Gulf in perceptions over Tibet
2008年 03月 30日
By Jamil Anderlini and Richard McGregor
Published: March 20 2008 02:00 | Last updated: March 20 2008 02:00
Outside China, especially in western countries, the violent unrest in Tibet has been seen as a people spontaneously rising up after years of religious and cultural oppression by a ruthless ruling party.
Inside China, the contrast could not be more stark. The protesters have been portrayed as a thuggish mob, ungrateful for years of support from Beijing and manipulated by the exiled Dalai Lama, the Tibetan spiritual leader, to split the country.
The gulf in perceptions has created deep resentment in China, and anger about how the issue threatens to overshadow and taint the 2008 Olympics, which open in August in Beijing.
Shi Yinhong, of Renmin University, said China had made great efforts to develop Tibet and guarantee religious freedom after mishandling the region in the early years of communist rule. Western countries ignored such developments, he claimed, in favour of a simple focus on a "romantic" view of the remote Himalayan kingdom.

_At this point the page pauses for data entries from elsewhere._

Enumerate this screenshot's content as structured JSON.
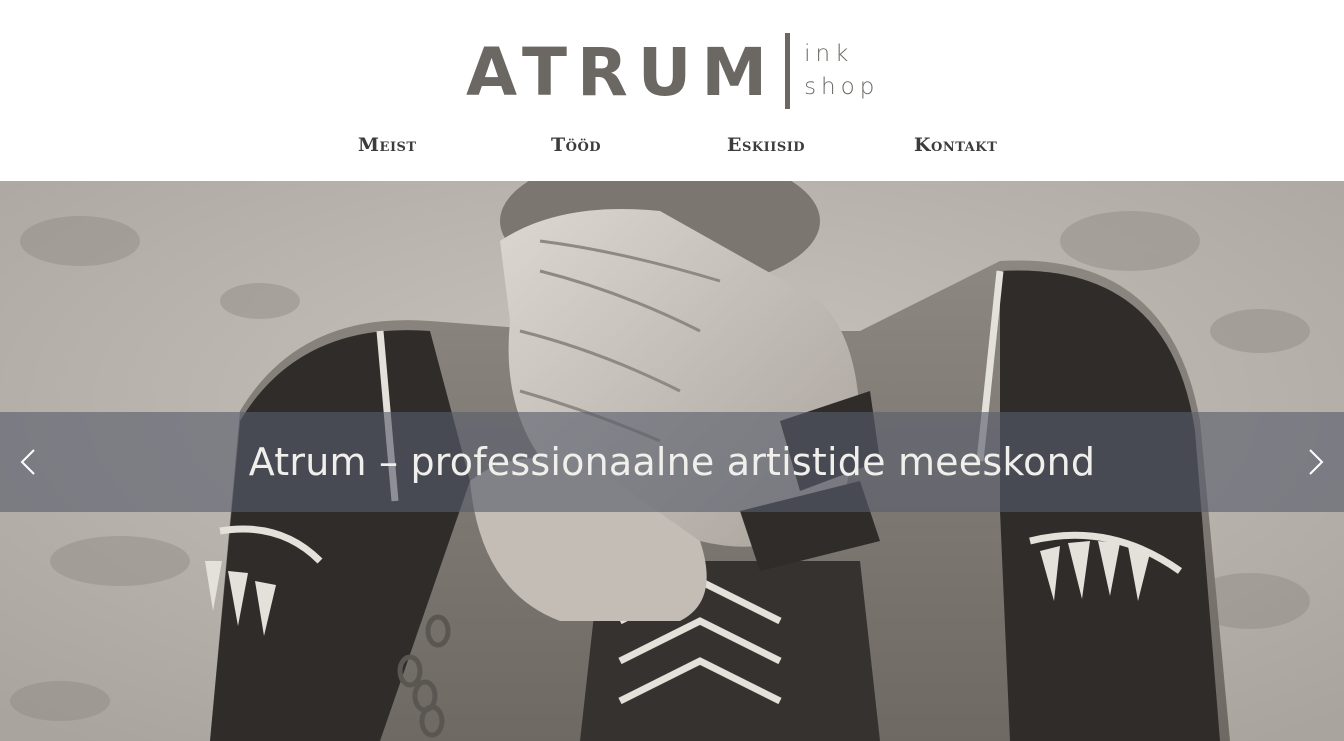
{
  "logo": {
    "main": "ATRUM",
    "sub_line1": "ink",
    "sub_line2": "shop"
  },
  "nav": {
    "items": [
      {
        "label": "Meist"
      },
      {
        "label": "Tööd"
      },
      {
        "label": "Eskiisid"
      },
      {
        "label": "Kontakt"
      }
    ]
  },
  "hero": {
    "caption": "Atrum – professionaalne artistide meeskond",
    "prev_icon": "chevron-left-icon",
    "next_icon": "chevron-right-icon"
  },
  "colors": {
    "logo": "#6b6762",
    "nav_text": "#3c3c3c",
    "caption_band": "#585e6c",
    "caption_text": "#f1efec"
  }
}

"I don't think what was happening in Tibet in the last week was very romantic," he said. "Every government has to be able to provide a minimum of law and order and safety for its citizens."

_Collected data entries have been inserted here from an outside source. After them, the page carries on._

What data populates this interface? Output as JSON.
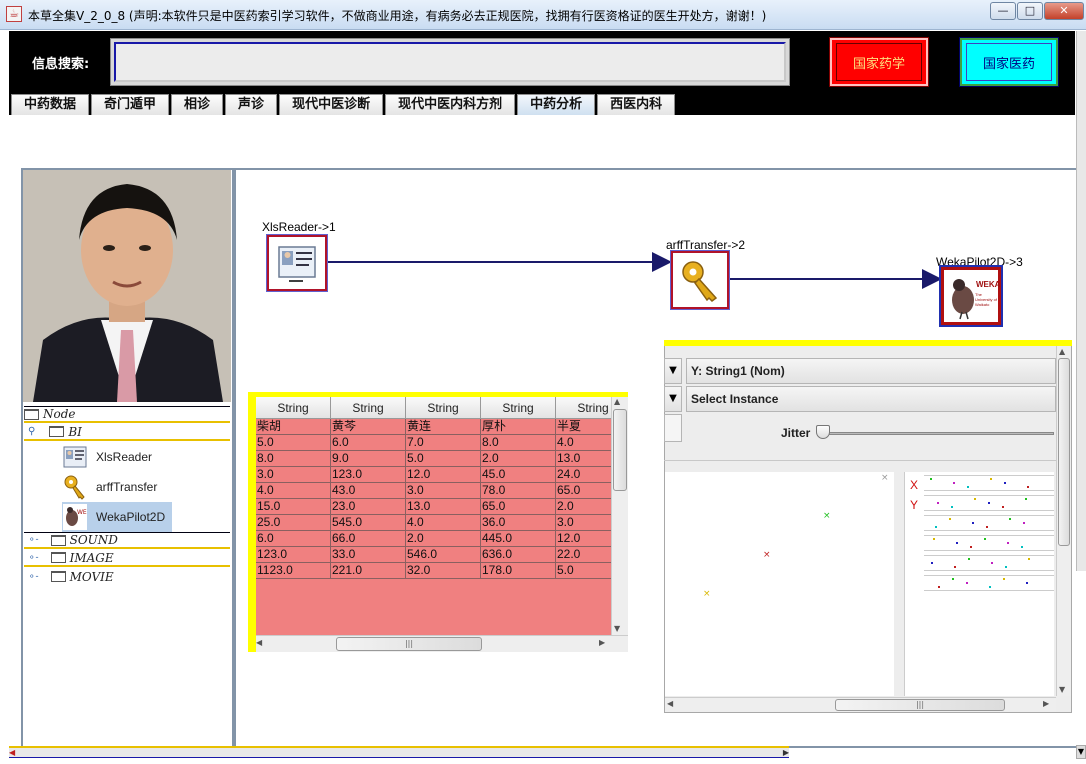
{
  "window": {
    "title": "本草全集V_2_0_8 (声明:本软件只是中医药索引学习软件，不做商业用途，有病务必去正规医院，找拥有行医资格证的医生开处方，谢谢！)",
    "min_glyph": "—",
    "max_glyph": "□",
    "close_glyph": "✕"
  },
  "search": {
    "label": "信息搜索:",
    "value": ""
  },
  "buttons": {
    "national_pharmacy": "国家药学",
    "national_medicine": "国家医药"
  },
  "tabs": [
    {
      "label": "中药数据",
      "active": false
    },
    {
      "label": "奇门遁甲",
      "active": false
    },
    {
      "label": "相诊",
      "active": false
    },
    {
      "label": "声诊",
      "active": false
    },
    {
      "label": "现代中医诊断",
      "active": false
    },
    {
      "label": "现代中医内科方剂",
      "active": false
    },
    {
      "label": "中药分析",
      "active": true
    },
    {
      "label": "西医内科",
      "active": false
    }
  ],
  "tree": {
    "root": "Node",
    "bi": "BI",
    "leaves": [
      "XlsReader",
      "arffTransfer",
      "WekaPilot2D"
    ],
    "selected": "WekaPilot2D",
    "sound": "SOUND",
    "image": "IMAGE",
    "movie": "MOVIE"
  },
  "flow": {
    "nodes": [
      "XlsReader->1",
      "arffTransfer->2",
      "WekaPilot2D->3"
    ],
    "weka_logo": "WEKA",
    "weka_sub": "The University of Waikato"
  },
  "table": {
    "headers": [
      "String",
      "String",
      "String",
      "String",
      "String"
    ],
    "rows": [
      [
        "柴胡",
        "黄芩",
        "黄连",
        "厚朴",
        "半夏"
      ],
      [
        "5.0",
        "6.0",
        "7.0",
        "8.0",
        "4.0"
      ],
      [
        "8.0",
        "9.0",
        "5.0",
        "2.0",
        "13.0"
      ],
      [
        "3.0",
        "123.0",
        "12.0",
        "45.0",
        "24.0"
      ],
      [
        "4.0",
        "43.0",
        "3.0",
        "78.0",
        "65.0"
      ],
      [
        "15.0",
        "23.0",
        "13.0",
        "65.0",
        "2.0"
      ],
      [
        "25.0",
        "545.0",
        "4.0",
        "36.0",
        "3.0"
      ],
      [
        "6.0",
        "66.0",
        "2.0",
        "445.0",
        "12.0"
      ],
      [
        "123.0",
        "33.0",
        "546.0",
        "636.0",
        "22.0"
      ],
      [
        "1123.0",
        "221.0",
        "32.0",
        "178.0",
        "5.0"
      ]
    ]
  },
  "weka": {
    "y_axis": "Y: String1 (Nom)",
    "select_instance": "Select Instance",
    "jitter_label": "Jitter",
    "x_marker": "X",
    "y_marker": "Y",
    "scroll_grip": "|||"
  }
}
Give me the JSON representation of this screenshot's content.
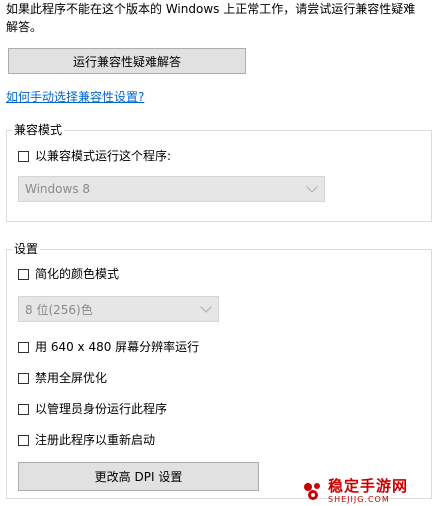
{
  "intro_text": "如果此程序不能在这个版本的 Windows 上正常工作，请尝试运行兼容性疑难解答。",
  "troubleshoot_button_label": "运行兼容性疑难解答",
  "manual_link_label": "如何手动选择兼容性设置?",
  "compat_group": {
    "title": "兼容模式",
    "checkbox_label": "以兼容模式运行这个程序:",
    "checked": false,
    "os_select_value": "Windows 8"
  },
  "settings_group": {
    "title": "设置",
    "reduced_color_label": "简化的颜色模式",
    "reduced_color_checked": false,
    "color_select_value": "8 位(256)色",
    "res_640_label": "用 640 x 480 屏幕分辨率运行",
    "res_640_checked": false,
    "disable_fullscreen_label": "禁用全屏优化",
    "disable_fullscreen_checked": false,
    "run_as_admin_label": "以管理员身份运行此程序",
    "run_as_admin_checked": false,
    "register_restart_label": "注册此程序以重新启动",
    "register_restart_checked": false,
    "dpi_button_label": "更改高 DPI 设置"
  },
  "watermark": {
    "title": "稳定手游网",
    "url": "SHEJIJG.COM",
    "color": "#cc0000",
    "icon": "brand-logo-icon"
  },
  "colors": {
    "link": "#0066cc",
    "button_bg": "#e1e1e1",
    "select_bg": "#e6e6e6"
  }
}
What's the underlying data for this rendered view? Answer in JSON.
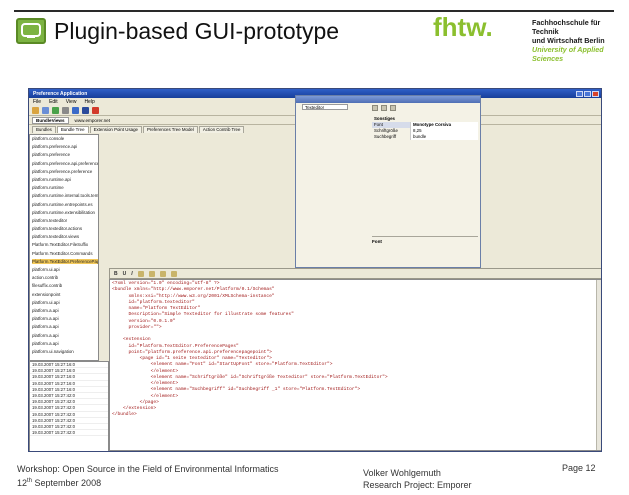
{
  "slide": {
    "title": "Plugin-based GUI-prototype",
    "logo_text": "fhtw.",
    "institution": {
      "line1": "Fachhochschule für Technik",
      "line2": "und Wirtschaft Berlin",
      "line3": "University of Applied Sciences"
    },
    "footer": {
      "event": "Workshop:  Open Source in the Field of Environmental Informatics",
      "date_day": "12",
      "date_suffix": "th",
      "date_rest": " September 2008",
      "author": "Volker Wohlgemuth",
      "project": "Research Project: Emporer",
      "page": "Page 12"
    },
    "colors": {
      "brand_green": "#8bbf2e",
      "title_bar_blue": "#2f5fc8",
      "code_red": "#a01818"
    }
  },
  "app": {
    "window_title": "Preference Application",
    "menus": [
      "File",
      "Edit",
      "View",
      "Help"
    ],
    "view_selector": [
      "BundleViews",
      "www.emporer.net"
    ],
    "tabs": [
      "Bundles",
      "Bundle Tree",
      "Extension Point Usage",
      "Preferences Tree Model",
      "Action Contrib Tree"
    ],
    "tree": [
      "platform.console",
      "platform.preference.api",
      "platform.preference",
      "platform.preference.api.preferencepagepoint",
      "platform.preference.preference",
      "platform.runtime.api",
      "platform.runtime",
      "platform.runtime.internal.tools.tempmodify",
      "platform.runtime.entrepoints.es",
      "platform.runtime.extensibilitation",
      "platform.texteditor",
      "platform.texteditor.actions",
      "platform.texteditor.views",
      "Platform.TextEditor.FileSuffix",
      "Platform.TextEditor.Commands",
      "Platform.TextEditor.PreferencePages",
      "platform.ui.api",
      "action.contrib",
      "filesuffix.contrib",
      "extensionpoint",
      "platform.ui.api",
      "platform.a.api",
      "platform.a.api",
      "platform.a.api",
      "platform.a.api",
      "platform.a.api",
      "platform.ui.navigation"
    ],
    "properties": {
      "tab": "Texteditor",
      "category": "Sonstiges",
      "rows": [
        {
          "key": "Font",
          "value": "Monotype Corsiva"
        },
        {
          "key": "Schriftgröße",
          "value": "8,25"
        },
        {
          "key": "Suchbegriff",
          "value": "bundle"
        }
      ],
      "footer_label": "Font"
    },
    "editor_buttons": [
      "B",
      "U",
      "I"
    ],
    "editor_code": "<?xml version=\"1.0\" encoding=\"utf-8\" ?>\n<bundle xmlns=\"http://www.emporer.net/Platform/0.1/Schemas\"\n      xmlns:xsi=\"http://www.w3.org/2001/XMLSchema-instance\"\n      id=\"platform.texteditor\"\n      name=\"Platform TextEditor\"\n      Description=\"Simple Texteditor for illustrate some features\"\n      version=\"0.0.1.0\"\n      provider=\"\">\n\n    <extension\n      id=\"Platform.TextEditor.PreferencePages\"\n      point=\"platform.preference.api.preferencepagepoint\">\n          <page id=\"1 seite texteditor\" name=\"Texteditor\">\n              <element name=\"Font\" id=\"StartUpFont\" store=\"Platform.TextEditor\">\n              </element>\n              <element name=\"Schriftgröße\" id=\"Schriftgröße Texteditor\" store=\"Platform.TextEditor\">\n              </element>\n              <element name=\"Suchbegriff\" id=\"Suchbegriff _1\" store=\"Platform.TextEditor\">\n              </element>\n          </page>\n    </extension>\n</bundle>",
    "log_entries": [
      "19.03.2007 15:27:16:0",
      "19.03.2007 15:27:16:0",
      "19.03.2007 15:27:16:0",
      "19.03.2007 15:27:16:0",
      "19.03.2007 15:27:16:0",
      "19.03.2007 15:27:42:0",
      "19.03.2007 15:27:42:0",
      "19.03.2007 15:27:42:0",
      "19.03.2007 15:27:42:0",
      "19.03.2007 15:27:42:0",
      "19.03.2007 15:27:42:0",
      "19.03.2007 15:27:42:0"
    ]
  }
}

The government propaganda, which can seem staggeringly crude to foreigners - Zhang Qingli, China's party chief in Tibet called the Dalai Lama "a monster with human face and animal's heart" - does not appear out of place at home.
Mr Zhang's tirade is at one with comments permitted on internet bulletin boards, such as the one hosted by sina.com, China's largest portal. "Add countries supporting Dalai Lama to the blacklist of terrorism!" said one of the milder postings yesterday.
Calibrating public opinion is difficult in China because of strict controls on the media and internet - especially on topics deemed sensitive - and the absence of public polling and elections.
But a group of Chinese citizens, all well-educated, well-off Beijing artists and businesspeople, who gathered to discuss the issue with the Financial Times this week were uniformly unsympathetic to the Tibetan cause. Sending in the army was "the only response" possible, they said.
The group admitted all the news they had seen was on state television, which showed graphic images of Tibetan protesters, including scarlet-clad monks, looting, burning and beating ethnic Chinese people in Lhasa. There were no pictures of the Chinese response.
"America and foreigners always want to hurt China," was a typical response from this group after watching a live broadcast of premier Wen Jiabao's annual press conference this week.
Almost every foreign reporter allowed to ask a question raised Tibet, drawing an audible groan from the large audience of mostly Chinese journalists and officials at the press conference.
One intellectual from Beijing, usually vehemently opposed to the party, said Tibetans had been "slaves" before China "liberated" them, an act repaid with ingratitude and violence. "How could Tibet be a country without China?" this person said.
"They didn't have anything to eat before they were liberated."
The issue of sovereignty goes beyond support for the party and touches the core of national identity. To suggest to most Chinese that Tibet should be independent from China is like telling an American that Texas should secede from the Union.
A profanity-laced video posted on YouTube, the video-sharing website, entitled "Tibet WAS, IS, and ALWAYS WILL BE a part of China" angrily tells viewers that China will not leave Tibet until all Europeans leave Canada, New Zealand, Australia and the United States and return it to "the natives".
Robert Barnett, a Tibet expert at Columbia University in New York, said the gap between Tibetan and Chinese perceptions had been narrowing in recent years because of the growing popularity of Buddhism, and religion in general in China.
"What is happening now is going to widen [that gap] again," he said, adding that it was a disaster for the Dalai Lama's own strategy
Mr Barnett added: "He has always said that the most important thing is support from the Chinese people. But he is now fighting a political wave in the other direction."